Когда он вернулся — Марта думала, что от счастья её сердце разорвётся. Не в переносном смысле, а по-настоящему: что грудная клетка не выдержит, что рёбра треснут, и душа, выпрыгнув наружу, взовьётся, не зная, куда деваться от переполненности.
Пелагея крестилась и умоляла её увидеть правду. Её руки цеплялись за рукав Марты, взгляд метался, как у того, кто знает, но не смеет сказать. Не за чем было. Марта и так всё знала. Видела.
Видела, что у него нет тени. Что он ест так много, что понятно — обычный ребёнок столько съесть не может. Что губы у него слишком бледные, а ладони — слишком холодные. Что при свете дня он не говорит, и нет в нём тепла. Только форма. Только оболочка.
Знала, ненавидела себя, что не может отпустить. Что всё ещё ждёт, кормит, расчёсывает ему волосы по привычке, а ночью ложится в кровать и знает, что он там — за порогом.

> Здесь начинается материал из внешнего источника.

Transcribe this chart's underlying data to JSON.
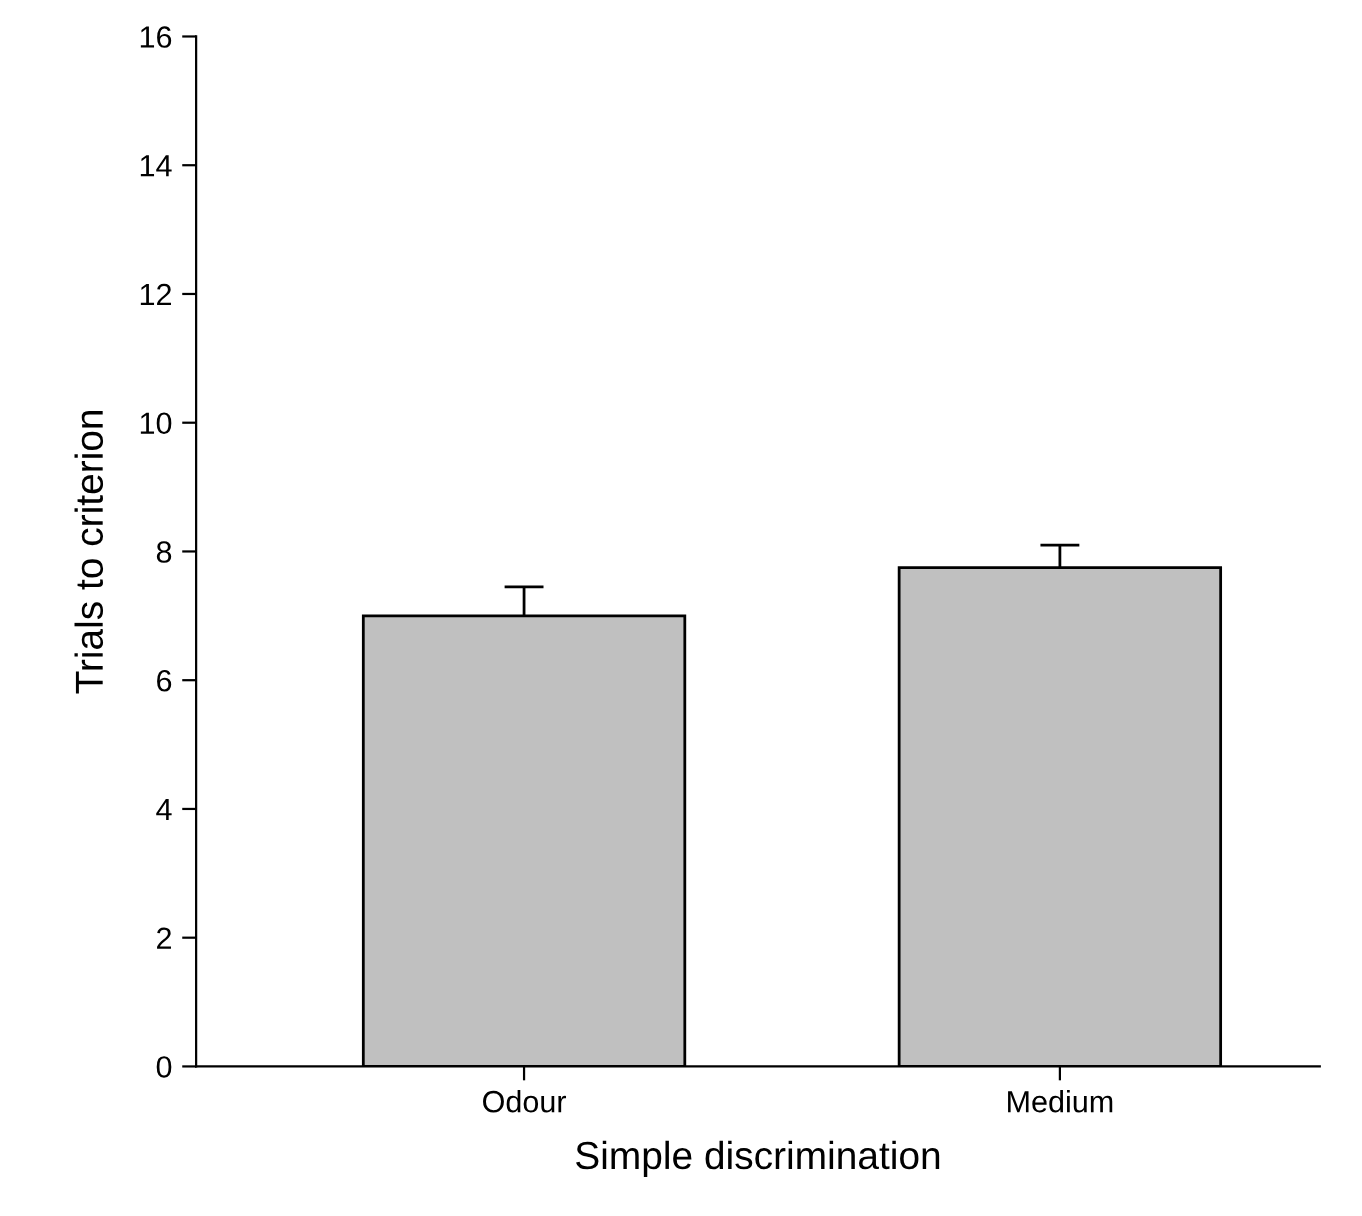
{
  "chart_data": {
    "type": "bar",
    "xlabel": "Simple discrimination",
    "ylabel": "Trials to criterion",
    "categories": [
      "Odour",
      "Medium"
    ],
    "values": [
      7.0,
      7.75
    ],
    "errors": [
      [
        7.0,
        7.45
      ],
      [
        7.75,
        8.1
      ]
    ],
    "color": "#c0c0c0",
    "ylim": [
      0,
      16
    ],
    "yticks": [
      0,
      2,
      4,
      6,
      8,
      10,
      12,
      14,
      16
    ],
    "grid": false,
    "legend": false
  }
}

Марта боялась. Не его. Себя. Ту, кем становилась, когда вспоминала, каким он был, каким стал, и с чем она начала мириться. Слово «мириться» Марта всегда понимала буквально: это не про доброту, не про всепрощение. Это про подчинение. Про ежедневное утирание слёз, отведение глаз и проглатывание слов.
А теперь — хватит.
Она уверенно подошла к входной двери и открыла её рывком. Ни малейшего колебания, ни паузы перед порогом. Эти никогда не запирались. Чего бояться тем, кто чувствует себя хозяевами, у кого нет ни стыда, ни совести? У кого свои законы, своя природа, своё нутро.
— Какого лешего? — разрезал скандальный голос Соломониды спёртый воздух комнаты.

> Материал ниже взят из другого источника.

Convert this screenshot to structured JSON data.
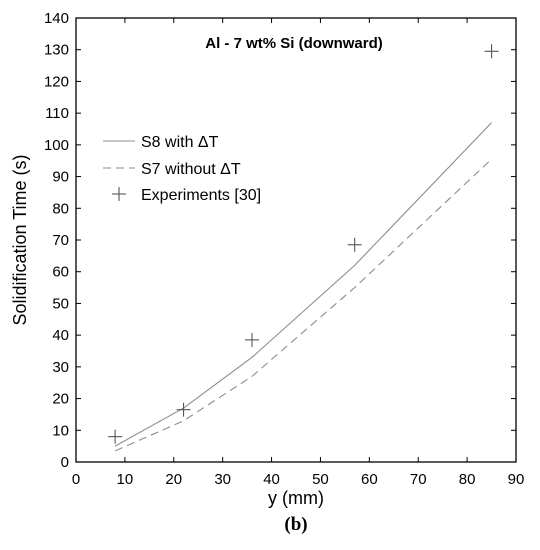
{
  "chart_data": {
    "type": "line",
    "title": "Al - 7 wt% Si (downward)",
    "xlabel": "y (mm)",
    "ylabel": "Solidification Time (s)",
    "xlim": [
      0,
      90
    ],
    "ylim": [
      0,
      140
    ],
    "xticks": [
      0,
      10,
      20,
      30,
      40,
      50,
      60,
      70,
      80,
      90
    ],
    "yticks": [
      0,
      10,
      20,
      30,
      40,
      50,
      60,
      70,
      80,
      90,
      100,
      110,
      120,
      130,
      140
    ],
    "grid": false,
    "legend_position": "upper-left",
    "series": [
      {
        "name": "S8 with ΔT",
        "style": "solid",
        "color": "#8c8c8c",
        "x": [
          8,
          22,
          36,
          57,
          85
        ],
        "y": [
          5,
          17,
          33,
          62,
          107
        ]
      },
      {
        "name": "S7 without ΔT",
        "style": "dashed",
        "color": "#8c8c8c",
        "x": [
          8,
          22,
          36,
          57,
          85
        ],
        "y": [
          3.5,
          13,
          27,
          55,
          95.5
        ]
      },
      {
        "name": "Experiments [30]",
        "style": "marker-plus",
        "color": "#555555",
        "x": [
          8,
          22,
          36,
          57,
          85
        ],
        "y": [
          8,
          16.5,
          38.5,
          68.5,
          129.5
        ]
      }
    ]
  },
  "panel_label": "(b)"
}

В ней не было удивления, только злоба, как у кошки, которой наступили на хвост.
— Закрой дверь, — бросила Марта через плечо Вере и достала из кармана свою ношу.
Первым вскочил сидевший за столом с детьми Харитон:
— Марта, ты чего?
Всё в нём, даже эти слова, было правильным. Не бывает так у людей — Марта сразу это поняла, когда его в первый раз увидела. Не в словах дело — в том, как он дышал, как держал руки, как улыбался. Всё в нём было гладким. Неправдоподобным.

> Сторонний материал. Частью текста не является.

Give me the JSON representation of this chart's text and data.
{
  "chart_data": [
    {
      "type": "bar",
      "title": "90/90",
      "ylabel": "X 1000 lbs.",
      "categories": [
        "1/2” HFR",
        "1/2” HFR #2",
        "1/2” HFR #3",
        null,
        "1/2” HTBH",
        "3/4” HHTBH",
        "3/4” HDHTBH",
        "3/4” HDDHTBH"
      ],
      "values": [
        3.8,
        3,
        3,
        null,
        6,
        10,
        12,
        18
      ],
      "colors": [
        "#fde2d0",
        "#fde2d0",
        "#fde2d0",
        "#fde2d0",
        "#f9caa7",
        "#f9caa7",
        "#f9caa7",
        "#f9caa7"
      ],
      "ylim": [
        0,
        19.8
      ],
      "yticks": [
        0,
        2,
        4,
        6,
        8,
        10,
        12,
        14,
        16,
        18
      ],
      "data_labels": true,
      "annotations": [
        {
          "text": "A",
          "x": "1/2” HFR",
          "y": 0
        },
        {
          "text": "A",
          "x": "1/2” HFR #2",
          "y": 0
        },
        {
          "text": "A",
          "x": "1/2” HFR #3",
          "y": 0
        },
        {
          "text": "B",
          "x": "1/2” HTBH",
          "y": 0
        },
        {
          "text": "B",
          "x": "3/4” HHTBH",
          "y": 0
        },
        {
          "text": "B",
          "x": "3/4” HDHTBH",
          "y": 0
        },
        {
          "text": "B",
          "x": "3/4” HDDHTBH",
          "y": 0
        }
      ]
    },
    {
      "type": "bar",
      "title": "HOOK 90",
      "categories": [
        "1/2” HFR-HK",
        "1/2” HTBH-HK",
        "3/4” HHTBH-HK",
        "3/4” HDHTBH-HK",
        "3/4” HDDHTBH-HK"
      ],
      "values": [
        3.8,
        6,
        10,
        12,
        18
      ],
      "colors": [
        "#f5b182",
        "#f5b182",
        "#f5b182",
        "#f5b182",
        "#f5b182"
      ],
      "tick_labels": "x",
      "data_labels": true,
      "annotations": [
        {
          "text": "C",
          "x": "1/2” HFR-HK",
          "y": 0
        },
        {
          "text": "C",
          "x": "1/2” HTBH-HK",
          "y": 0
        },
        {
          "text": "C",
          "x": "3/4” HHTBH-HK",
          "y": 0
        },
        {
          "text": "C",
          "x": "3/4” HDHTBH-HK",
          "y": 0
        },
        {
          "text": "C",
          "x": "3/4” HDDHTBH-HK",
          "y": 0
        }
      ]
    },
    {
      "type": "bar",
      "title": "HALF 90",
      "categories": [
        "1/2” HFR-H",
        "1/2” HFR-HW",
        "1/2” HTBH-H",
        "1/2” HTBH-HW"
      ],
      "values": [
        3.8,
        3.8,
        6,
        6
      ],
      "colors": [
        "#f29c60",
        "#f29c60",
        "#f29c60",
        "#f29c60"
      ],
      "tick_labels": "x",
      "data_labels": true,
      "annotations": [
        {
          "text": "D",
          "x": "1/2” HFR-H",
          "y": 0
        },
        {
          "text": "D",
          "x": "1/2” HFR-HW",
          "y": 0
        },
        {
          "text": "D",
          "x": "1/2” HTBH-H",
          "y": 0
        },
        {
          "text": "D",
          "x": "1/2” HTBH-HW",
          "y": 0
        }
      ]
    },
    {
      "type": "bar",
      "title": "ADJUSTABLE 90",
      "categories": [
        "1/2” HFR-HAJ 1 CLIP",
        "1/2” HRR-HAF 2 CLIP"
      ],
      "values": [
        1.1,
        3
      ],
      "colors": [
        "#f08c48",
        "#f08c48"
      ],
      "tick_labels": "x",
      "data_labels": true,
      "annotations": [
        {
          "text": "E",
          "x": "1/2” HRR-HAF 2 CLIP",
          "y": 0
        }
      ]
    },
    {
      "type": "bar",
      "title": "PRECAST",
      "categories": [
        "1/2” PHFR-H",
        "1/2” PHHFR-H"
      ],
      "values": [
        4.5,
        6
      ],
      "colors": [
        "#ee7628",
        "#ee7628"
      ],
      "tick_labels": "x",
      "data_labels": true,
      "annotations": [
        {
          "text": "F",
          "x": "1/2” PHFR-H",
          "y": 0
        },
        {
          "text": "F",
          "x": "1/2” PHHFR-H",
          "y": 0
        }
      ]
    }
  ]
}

Пальцы Марты скользнули по крышке бутылки, открывая её. Она намочила ладонь и плеснула водой в Харитона.
Соломонида, стоявшая у печки со сковородкой в руках, завизжала и отпрыгнула в угол. Харитон, утратив свою поминутную сдержанность, сиганул в другую сторону, и в этом движении был не столько испуг, сколько гнев — обнажённый, как клык. Он практически зашипел на Марту:
— Зря ты… Зря!
Дети, тоже сидевшие до их прихода за столом, бросились врассыпную, словно кто-то выключил в них игру и вернул инстинкты. И младшенькая — красивая, яркая девочка, копия Соломониды, кинулась к двери, расталкивая Марту и Веру. Марта увернулась — почти машинально, отточенным движением, а Вера отлетела в сторону, ударившись плечом о стену, и тут же устремила взгляд на девочку, что только что отбросила её с силой взрослого мужика.
Девочка завыла — хрипло, горько, срываясь на фальцет, — когда поняла, что из-за иголки, воткнутой Верой в косяк, не может открыть дверь. Она хлопнула по ней ладошкой, а потом — раз — и она уже была в другом углу комнаты, рядом с Харитоном.
— Марта, не дури! — снова крикнула Соломонида. — Тебе с нами воевать не надо!
Соломонида дрожала, но не от страха, а от неверия в то, что что-то пошло не по плану. Что кто-то посмел прийти без приглашения. Нарушить.
Марта посмотрела на неё — пристально, впиваясь взглядом, — и впервые за многие-многие годы искренне улыбнулась. Улыбка была тяжёлой: не доброй — правдивой: в ней было и сожаление, и мрачное торжество, и память.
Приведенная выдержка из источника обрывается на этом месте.